Budwood is available for test purposes to federal and state experiment stations. The Purdue Research Foundation has applied for a plant patent under the name 'Co-op 32'. Trees will be available in 1995, and thereafter, from licensed nurseries under the trademark Pristinel apple, which is a trademark of the Purdue Research Foundation.

Literature Cited

  • Crosby, J.A.. J. Janick, P.C. Pecknold. S.S. Korban, P.A. O'Conner, S.M. Ries, J. Goffreda, and A. Voordeckers. 1992. Breeding apples for scab resistance: 1945-1990. Fruit Var. J. 46:145-166.

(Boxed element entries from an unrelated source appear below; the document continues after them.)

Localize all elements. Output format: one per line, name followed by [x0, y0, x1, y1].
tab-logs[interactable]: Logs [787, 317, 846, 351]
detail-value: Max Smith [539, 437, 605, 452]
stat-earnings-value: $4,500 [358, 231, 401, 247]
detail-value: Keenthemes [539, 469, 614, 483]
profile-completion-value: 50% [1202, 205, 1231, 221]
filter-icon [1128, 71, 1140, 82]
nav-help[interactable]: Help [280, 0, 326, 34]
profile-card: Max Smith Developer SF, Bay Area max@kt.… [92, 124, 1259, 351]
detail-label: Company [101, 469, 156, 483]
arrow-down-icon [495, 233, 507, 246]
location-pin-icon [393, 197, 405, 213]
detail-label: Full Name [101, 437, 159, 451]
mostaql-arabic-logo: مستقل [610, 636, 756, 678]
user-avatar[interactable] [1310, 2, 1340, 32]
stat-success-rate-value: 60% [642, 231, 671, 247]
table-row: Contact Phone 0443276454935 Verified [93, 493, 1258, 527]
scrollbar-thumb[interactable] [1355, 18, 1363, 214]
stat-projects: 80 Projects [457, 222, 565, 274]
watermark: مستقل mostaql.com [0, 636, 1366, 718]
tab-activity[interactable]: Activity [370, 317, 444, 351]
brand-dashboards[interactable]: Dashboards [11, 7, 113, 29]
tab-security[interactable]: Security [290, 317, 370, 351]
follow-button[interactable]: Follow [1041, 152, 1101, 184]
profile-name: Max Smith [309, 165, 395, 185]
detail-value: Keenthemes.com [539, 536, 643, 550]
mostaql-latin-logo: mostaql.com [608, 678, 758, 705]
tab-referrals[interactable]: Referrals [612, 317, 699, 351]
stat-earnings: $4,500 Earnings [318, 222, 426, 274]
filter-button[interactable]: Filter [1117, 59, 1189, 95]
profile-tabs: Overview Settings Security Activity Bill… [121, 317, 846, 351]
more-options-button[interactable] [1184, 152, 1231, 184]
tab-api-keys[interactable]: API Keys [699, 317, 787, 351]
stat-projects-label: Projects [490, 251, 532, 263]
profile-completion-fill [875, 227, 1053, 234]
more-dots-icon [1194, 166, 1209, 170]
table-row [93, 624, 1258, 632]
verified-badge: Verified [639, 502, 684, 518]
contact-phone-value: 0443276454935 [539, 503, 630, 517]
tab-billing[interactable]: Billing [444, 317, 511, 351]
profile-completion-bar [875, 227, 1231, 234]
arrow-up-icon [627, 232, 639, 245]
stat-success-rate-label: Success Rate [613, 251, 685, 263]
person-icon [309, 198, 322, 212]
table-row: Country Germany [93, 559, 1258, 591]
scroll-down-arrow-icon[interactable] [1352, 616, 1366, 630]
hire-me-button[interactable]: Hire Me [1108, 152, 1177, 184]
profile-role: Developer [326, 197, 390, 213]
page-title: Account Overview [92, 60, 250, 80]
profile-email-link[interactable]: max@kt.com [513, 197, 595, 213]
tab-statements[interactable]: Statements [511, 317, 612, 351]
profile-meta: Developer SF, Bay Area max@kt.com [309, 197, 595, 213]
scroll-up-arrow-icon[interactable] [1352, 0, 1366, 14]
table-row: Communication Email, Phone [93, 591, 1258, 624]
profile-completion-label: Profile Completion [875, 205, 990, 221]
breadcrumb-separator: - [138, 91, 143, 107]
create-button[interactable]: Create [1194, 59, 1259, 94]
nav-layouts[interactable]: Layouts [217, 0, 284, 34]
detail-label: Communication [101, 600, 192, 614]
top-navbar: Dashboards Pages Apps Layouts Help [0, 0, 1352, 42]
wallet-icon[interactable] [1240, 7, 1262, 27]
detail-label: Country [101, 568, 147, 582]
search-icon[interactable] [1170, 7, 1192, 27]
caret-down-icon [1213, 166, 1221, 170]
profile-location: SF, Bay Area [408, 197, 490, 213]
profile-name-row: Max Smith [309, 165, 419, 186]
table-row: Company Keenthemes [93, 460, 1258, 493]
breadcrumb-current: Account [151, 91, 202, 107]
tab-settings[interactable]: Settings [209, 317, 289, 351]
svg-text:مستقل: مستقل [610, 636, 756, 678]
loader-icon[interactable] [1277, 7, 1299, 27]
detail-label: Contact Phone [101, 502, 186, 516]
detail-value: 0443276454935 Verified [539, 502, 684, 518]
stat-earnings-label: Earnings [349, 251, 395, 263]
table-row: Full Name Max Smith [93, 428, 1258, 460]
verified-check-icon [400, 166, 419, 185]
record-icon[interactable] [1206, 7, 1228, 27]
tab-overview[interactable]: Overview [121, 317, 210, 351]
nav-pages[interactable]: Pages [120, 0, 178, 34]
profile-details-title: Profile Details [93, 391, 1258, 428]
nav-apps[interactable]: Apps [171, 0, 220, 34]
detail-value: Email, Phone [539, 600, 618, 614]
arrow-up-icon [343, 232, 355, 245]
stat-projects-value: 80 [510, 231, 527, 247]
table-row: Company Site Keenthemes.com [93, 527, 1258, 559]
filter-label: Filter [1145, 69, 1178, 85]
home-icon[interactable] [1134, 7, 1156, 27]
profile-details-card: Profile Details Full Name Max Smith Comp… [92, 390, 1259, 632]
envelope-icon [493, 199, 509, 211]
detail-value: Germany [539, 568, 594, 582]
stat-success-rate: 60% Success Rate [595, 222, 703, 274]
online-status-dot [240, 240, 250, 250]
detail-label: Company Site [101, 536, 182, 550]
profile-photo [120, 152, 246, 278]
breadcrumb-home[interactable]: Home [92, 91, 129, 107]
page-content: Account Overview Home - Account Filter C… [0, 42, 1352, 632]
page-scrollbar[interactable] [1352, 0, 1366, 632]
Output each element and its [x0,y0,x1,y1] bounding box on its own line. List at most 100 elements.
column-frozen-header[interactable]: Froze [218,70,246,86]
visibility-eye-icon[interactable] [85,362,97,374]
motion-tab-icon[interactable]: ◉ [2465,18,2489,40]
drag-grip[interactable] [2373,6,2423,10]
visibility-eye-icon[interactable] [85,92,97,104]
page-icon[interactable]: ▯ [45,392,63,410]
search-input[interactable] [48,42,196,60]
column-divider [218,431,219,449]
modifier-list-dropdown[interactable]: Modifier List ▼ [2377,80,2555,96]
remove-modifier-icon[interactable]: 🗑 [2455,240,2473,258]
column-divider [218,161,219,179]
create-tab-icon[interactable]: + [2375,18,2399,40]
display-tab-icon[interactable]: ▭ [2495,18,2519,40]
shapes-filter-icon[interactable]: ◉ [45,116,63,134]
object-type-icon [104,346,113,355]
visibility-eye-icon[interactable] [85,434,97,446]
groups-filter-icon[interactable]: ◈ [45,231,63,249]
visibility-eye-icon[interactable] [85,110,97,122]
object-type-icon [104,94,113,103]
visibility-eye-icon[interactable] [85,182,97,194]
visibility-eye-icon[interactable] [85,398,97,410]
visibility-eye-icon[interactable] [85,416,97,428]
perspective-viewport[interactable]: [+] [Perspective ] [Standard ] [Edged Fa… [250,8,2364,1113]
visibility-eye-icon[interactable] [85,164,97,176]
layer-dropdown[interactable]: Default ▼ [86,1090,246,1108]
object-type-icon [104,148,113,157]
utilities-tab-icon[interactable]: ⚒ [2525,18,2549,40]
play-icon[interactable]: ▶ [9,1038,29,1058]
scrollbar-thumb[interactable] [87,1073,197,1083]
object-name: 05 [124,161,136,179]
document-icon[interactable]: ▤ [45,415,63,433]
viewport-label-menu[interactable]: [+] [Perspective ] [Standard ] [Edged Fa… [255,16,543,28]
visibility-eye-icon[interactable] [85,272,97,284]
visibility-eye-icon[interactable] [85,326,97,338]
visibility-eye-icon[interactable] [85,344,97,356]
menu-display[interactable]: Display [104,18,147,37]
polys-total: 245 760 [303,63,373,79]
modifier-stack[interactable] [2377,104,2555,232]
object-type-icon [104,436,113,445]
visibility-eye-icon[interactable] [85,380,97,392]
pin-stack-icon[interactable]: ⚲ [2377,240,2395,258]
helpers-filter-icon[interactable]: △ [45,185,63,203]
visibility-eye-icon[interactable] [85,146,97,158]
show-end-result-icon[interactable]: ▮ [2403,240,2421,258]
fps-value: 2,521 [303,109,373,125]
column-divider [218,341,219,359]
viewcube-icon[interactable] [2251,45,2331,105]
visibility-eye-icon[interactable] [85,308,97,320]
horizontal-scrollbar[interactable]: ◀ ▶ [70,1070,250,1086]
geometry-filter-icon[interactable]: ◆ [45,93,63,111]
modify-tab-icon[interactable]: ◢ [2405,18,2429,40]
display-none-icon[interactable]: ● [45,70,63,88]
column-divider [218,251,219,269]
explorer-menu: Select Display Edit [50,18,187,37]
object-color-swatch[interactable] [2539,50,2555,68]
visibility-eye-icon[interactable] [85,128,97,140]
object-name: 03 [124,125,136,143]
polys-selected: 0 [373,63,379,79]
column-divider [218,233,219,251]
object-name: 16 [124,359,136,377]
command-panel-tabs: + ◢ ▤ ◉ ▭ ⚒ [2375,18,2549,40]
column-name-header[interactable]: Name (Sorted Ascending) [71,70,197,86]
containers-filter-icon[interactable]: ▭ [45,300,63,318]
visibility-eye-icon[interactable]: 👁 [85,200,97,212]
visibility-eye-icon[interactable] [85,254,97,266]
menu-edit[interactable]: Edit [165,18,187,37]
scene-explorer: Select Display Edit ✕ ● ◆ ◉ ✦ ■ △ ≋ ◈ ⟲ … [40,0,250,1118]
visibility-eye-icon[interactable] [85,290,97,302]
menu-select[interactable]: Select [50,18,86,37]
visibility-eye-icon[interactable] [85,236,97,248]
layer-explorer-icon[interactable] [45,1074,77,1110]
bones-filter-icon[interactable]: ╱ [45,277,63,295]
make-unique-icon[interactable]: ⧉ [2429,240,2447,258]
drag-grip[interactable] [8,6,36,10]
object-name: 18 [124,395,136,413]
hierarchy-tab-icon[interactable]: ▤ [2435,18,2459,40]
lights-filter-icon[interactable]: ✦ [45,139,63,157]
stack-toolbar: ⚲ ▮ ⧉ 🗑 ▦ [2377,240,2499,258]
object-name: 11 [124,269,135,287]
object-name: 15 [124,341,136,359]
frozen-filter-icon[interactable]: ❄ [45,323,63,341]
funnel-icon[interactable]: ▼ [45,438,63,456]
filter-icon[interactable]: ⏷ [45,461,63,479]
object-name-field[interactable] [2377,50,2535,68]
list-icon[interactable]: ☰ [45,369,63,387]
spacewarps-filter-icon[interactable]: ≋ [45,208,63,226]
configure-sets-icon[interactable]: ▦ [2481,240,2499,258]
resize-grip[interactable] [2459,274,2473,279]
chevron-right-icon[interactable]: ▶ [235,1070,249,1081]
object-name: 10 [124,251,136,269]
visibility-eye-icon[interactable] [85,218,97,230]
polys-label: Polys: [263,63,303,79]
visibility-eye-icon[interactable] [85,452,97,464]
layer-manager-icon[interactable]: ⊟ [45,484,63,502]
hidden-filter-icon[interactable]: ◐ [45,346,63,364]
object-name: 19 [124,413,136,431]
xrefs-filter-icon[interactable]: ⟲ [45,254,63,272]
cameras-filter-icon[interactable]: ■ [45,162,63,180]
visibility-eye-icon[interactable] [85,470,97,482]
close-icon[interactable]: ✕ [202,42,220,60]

  • Crosby, J.A., J. Janick, P.C. Pecknold, S.S. Korban, S.M. Ries, J. Goffreda, and A. Voordeckers. 1993. Coop 32 to 38: Seven disease resistant apple selections released for advanced testing. Purdue Univ. Sta. Bul. 658.
  • Williams, E.B. 1978. Handling the apple scab organism in the laboratory and greenhouse. Proc. Apple and Pear Scab Wkshp., 11 July 1976, Kansas City, Mo. Amer. Phytopathol. Soc. p. 16-18.
  • Zielinski, Q.B. 1955. Modem systematic pomology. Brown, Dubuque, Iowa.